The most uncomfortable question the sector has to ask about psychotropic prescribing is whether, in some cases, medication is being used to manage the symptoms of inadequate care rather than to treat a genuine clinical condition. The relationship is not always easy to see, and it would be wrong to suggest it is simple or common. But there is a pattern that practitioners in the sector will recognise: a young person whose distress and dysregulation increases following a placement move, a reduction in consistent staffing, or a deterioration in their therapeutic relationships; a referral to a psychiatrist at that point; a new or increased prescription; a young person who is now more manageable but whose underlying needs remain unaddressed. Medication can reduce the legibility of a young person's distress in ways that make the system feel it has responded when it has, in a meaningful sense, only quietened the signal. This is not to say that clinicians prescribe irresponsibly, or that the homes and placing authorities who refer young people for psychiatric assessment do so in bad faith. It is to say that the circumstances of a young person's care — the quality of their relationships, the stability of their placement, the adequacy of what is on offer — are part of the clinical picture, and that prescribers who do not have that information are working with an incomplete account of the young person's situation. Residential homes that are honest about this, that provide prescribers with full context including what has changed in the young person's life and care, are doing something important.

For young people who have been prescribed psychotropic medication through childhood and adolescence, the implications extend well beyond the immediate clinical question. Being medicated during the period in which identity, self-understanding, and the capacity for emotional regulation are being formed shapes how a young person comes to understand themselves. A child who has been told, implicitly or explicitly, that they need medication to manage their mind, and who has spent years in a medicated state, may reach adulthood with a self-concept built around that framing — a sense that they are constitutionally broken in a way that requires pharmaceutical correction, rather than a person whose experiences have shaped their responses in understandable ways that therapy, relationship, and time can address. This is not an argument against medication for young people who genuinely need it. It is an argument for ensuring that the framing within which medication is given is not one that diminishes the young person's sense of their own agency and capacity. How a residential home talks about a young person's medication — whether it treats it as a settled administrative fact or as part of an ongoing conversation about the person's needs and history — contributes to that framing in ways that compound over time.

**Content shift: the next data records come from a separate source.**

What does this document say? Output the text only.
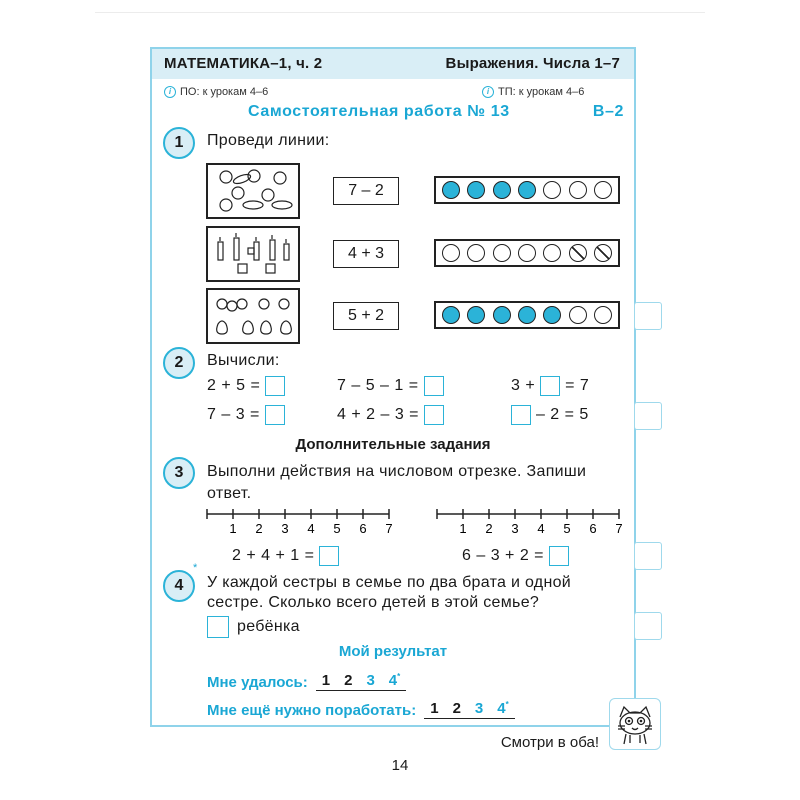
МАТЕМАТИКА–1, ч. 2	Выражения. Числа 1–7
i ПО: к урокам 4–6	i ТП: к урокам 4–6
Самостоятельная работа № 13	В–2
1	Проведи линии:
7 – 2
4 + 3
5 + 2
2	Вычисли:
2 + 5 =	7 – 5 – 1 =	3 + = 7
7 – 3 =	4 + 2 – 3 =	– 2 = 5
Дополнительные задания
3	Выполни действия на числовом отрезке. Запиши ответ.
1 2 3 4 5 6 7	1 2 3 4 5 6 7
2 + 4 + 1 =	6 – 3 + 2 =
4
*
У каждой сестры в семье по два брата и одной
сестре. Сколько всего детей в этой семье?
ребёнка
Мой результат
Мне удалось: 1 2 3 4*
Мне ещё нужно поработать: 1 2 3 4*
Смотри в оба!
14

Good practice around medication in residential care is not primarily about procedures, though procedures matter. It is about culture: a culture in which the home treats medication as a clinical matter requiring ongoing attention rather than a background administrative fact, in which staff know what they are administering and why, in which young people are supported to understand their own treatment and to raise questions about it, and in which the home is prepared to raise concerns with prescribers when something does not seem right. Concretely, this means ensuring that medication reviews happen on a regular schedule and that the young person's views are genuinely sought and recorded before them. It means that when a placement move occurs, medication history and current prescribing information travel with the young person rather than being reconstructed from scratch by a new GP. It means that staff can identify and report signs of over-sedation, adverse effects, and non-therapeutic use of PRN. It means that the home is honest with commissioning authorities and clinicians about whether the young person's current environment is adequate to their needs — not relying on medication to paper over a gap that relational care should be filling. These are not heroic requirements. They are the baseline conditions under which it is responsible to administer powerful drugs to children whose capacity to advocate for themselves is, by definition, limited. The residential sector has a long way to travel before these conditions are reliably in place.